In the distance was a cemetery worker, a stooped man with ruddy sunburned cheeks and brown-splotched hands, pushing a red wheelbarrow.

“Lovely flowers, those, miss,” he said, releasing the wheelbarrow and touching his hand to his felt cap.

“Yes,” she replied. “Thank you.”

“Nice to see someone tending to that one,” he went on. “It’s been a while.”

“Are you familiar with all the graves? There are so many.”

“Been ’ere since just after the war—back in ’eighteen. Lots of friends ’ere, died over in France. Work every day except Sunday, miss.”

“I’m wondering if you could help me, then. That grave over there, Clara Hope, is my mother’s. But I can’t find my father’s.”

“What’s ’is name?”

“Edmund Hope. Edmund Charles Hope.”

The man took off his cap. “No one ’ere by that name, miss. And I’d know.”

It can’t be. He has to be here, Maggie thought. And yet … Even though the day was warm, she felt a chill as the stillness of the cemetery permeated her skin.

It felt like a warning.

“There were dried flowers on my—on Clara Hope’s grave when I got here. Do you know who left them?”

“Gentleman used to come ’ere regular. Used to leave white roses.” The man rubbed his whiskered jaw with his large hand. “But I ain’t seen him ’ere in a long while.”

The old gardener again touched his hand to his hat, then picked up the handles of his wheelbarrow. “I’d best be getting on, miss.”

“Of course,” Maggie replied quickly, mind whirring. “Thank you.”

Maggie returned home, mind racing, heart pounding. First, a phone call.

“Margaret! What’s wrong?” Aunt Edith’s voice on the other side of the transatlantic call sounded tinny and faint.

“I have a question for you.”

There was a pause. “Of course.”

“Where is my father buried?”

A longer pause. “Oh, Margaret—I never thought …”

“You never thought what?
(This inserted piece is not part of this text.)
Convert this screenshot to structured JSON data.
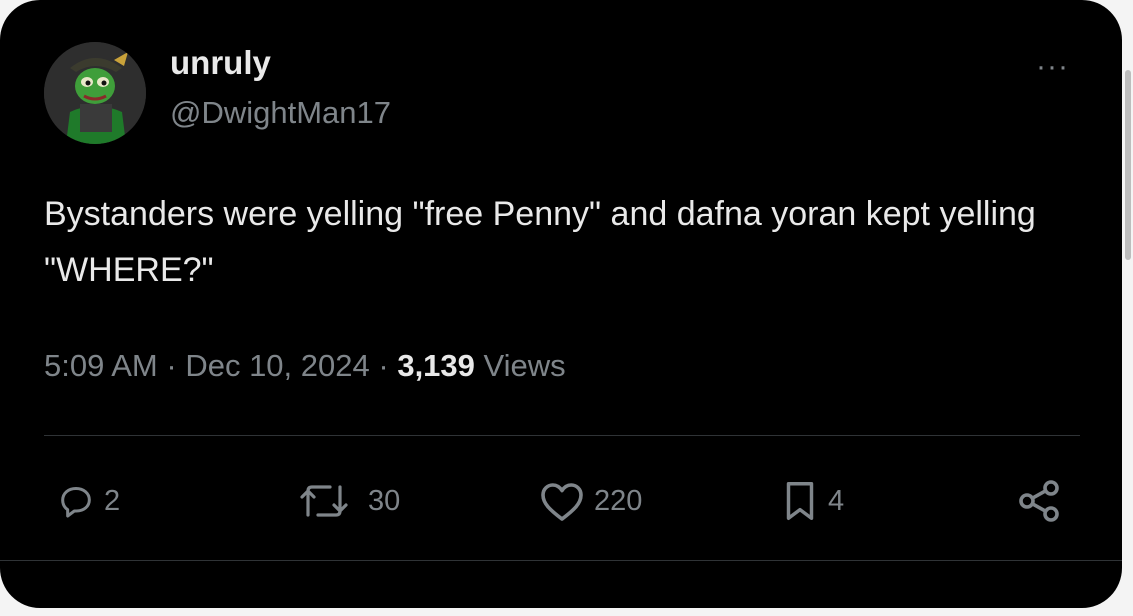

That I’d ever go looking for their graves? Well, I did. And I found my mother’s. But not my father’s. So where is he?” Maggie clutched the receiver tightly.

Silence.

“Well?”

“Margaret, do you have to—why can’t you just let the past alone?”
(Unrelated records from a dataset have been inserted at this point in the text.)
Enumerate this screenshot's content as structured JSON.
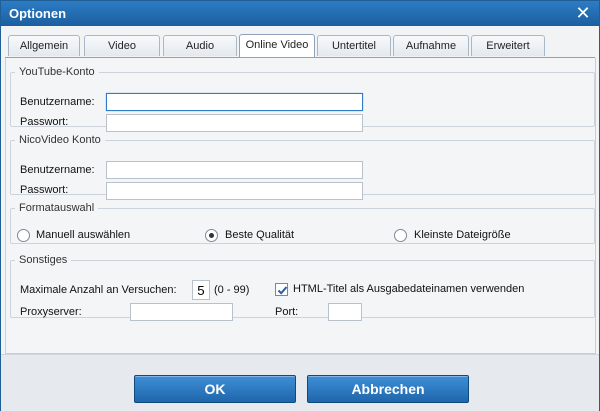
{
  "window": {
    "title": "Optionen",
    "close_icon": "close-icon"
  },
  "tabs": [
    {
      "label": "Allgemein",
      "active": false
    },
    {
      "label": "Video",
      "active": false
    },
    {
      "label": "Audio",
      "active": false
    },
    {
      "label": "Online Video",
      "active": true
    },
    {
      "label": "Untertitel",
      "active": false
    },
    {
      "label": "Aufnahme",
      "active": false
    },
    {
      "label": "Erweitert",
      "active": false
    }
  ],
  "youtube": {
    "legend": "YouTube-Konto",
    "username_label": "Benutzername:",
    "password_label": "Passwort:",
    "username_value": "",
    "password_value": ""
  },
  "nicovideo": {
    "legend": "NicoVideo Konto",
    "username_label": "Benutzername:",
    "password_label": "Passwort:",
    "username_value": "",
    "password_value": ""
  },
  "format": {
    "legend": "Formatauswahl",
    "options": [
      {
        "label": "Manuell auswählen",
        "selected": false
      },
      {
        "label": "Beste Qualität",
        "selected": true
      },
      {
        "label": "Kleinste Dateigröße",
        "selected": false
      }
    ]
  },
  "misc": {
    "legend": "Sonstiges",
    "max_attempts_label": "Maximale Anzahl an Versuchen:",
    "max_attempts_value": "5",
    "max_attempts_range": "(0 - 99)",
    "html_title_label": "HTML-Titel als Ausgabedateinamen verwenden",
    "html_title_checked": true,
    "proxy_label": "Proxyserver:",
    "proxy_value": "",
    "port_label": "Port:",
    "port_value": ""
  },
  "buttons": {
    "ok": "OK",
    "cancel": "Abbrechen"
  },
  "colors": {
    "titlebar": "#1c5f9f",
    "button": "#1f66aa"
  }
}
“Why won’t you answer the question?”

Edith sighed. “Some things, well, it’s just easier if you let them be.”

Why isn’t she answering me? What’s going on?

There was static crackling over the line.

“Margaret, I think our call is breaking up—” There was silence and a click, then the broad whine of the dial tone.

Professor Edith Hope sat in her large, comfortable office in ivy-covered Science Hall. It was mid-June, and she was catching up on some of the endless administrative paperwork she had to do. Outside, red-breasted robins were chirping and the lush grass sparkled in the sunshine. She looked, unseeing, out the lead-glass windows over Wellesley’s vast lawns at the neo-Gothic spires of Green Hall’s immense bell tower and contemplated her last phone call with Maggie.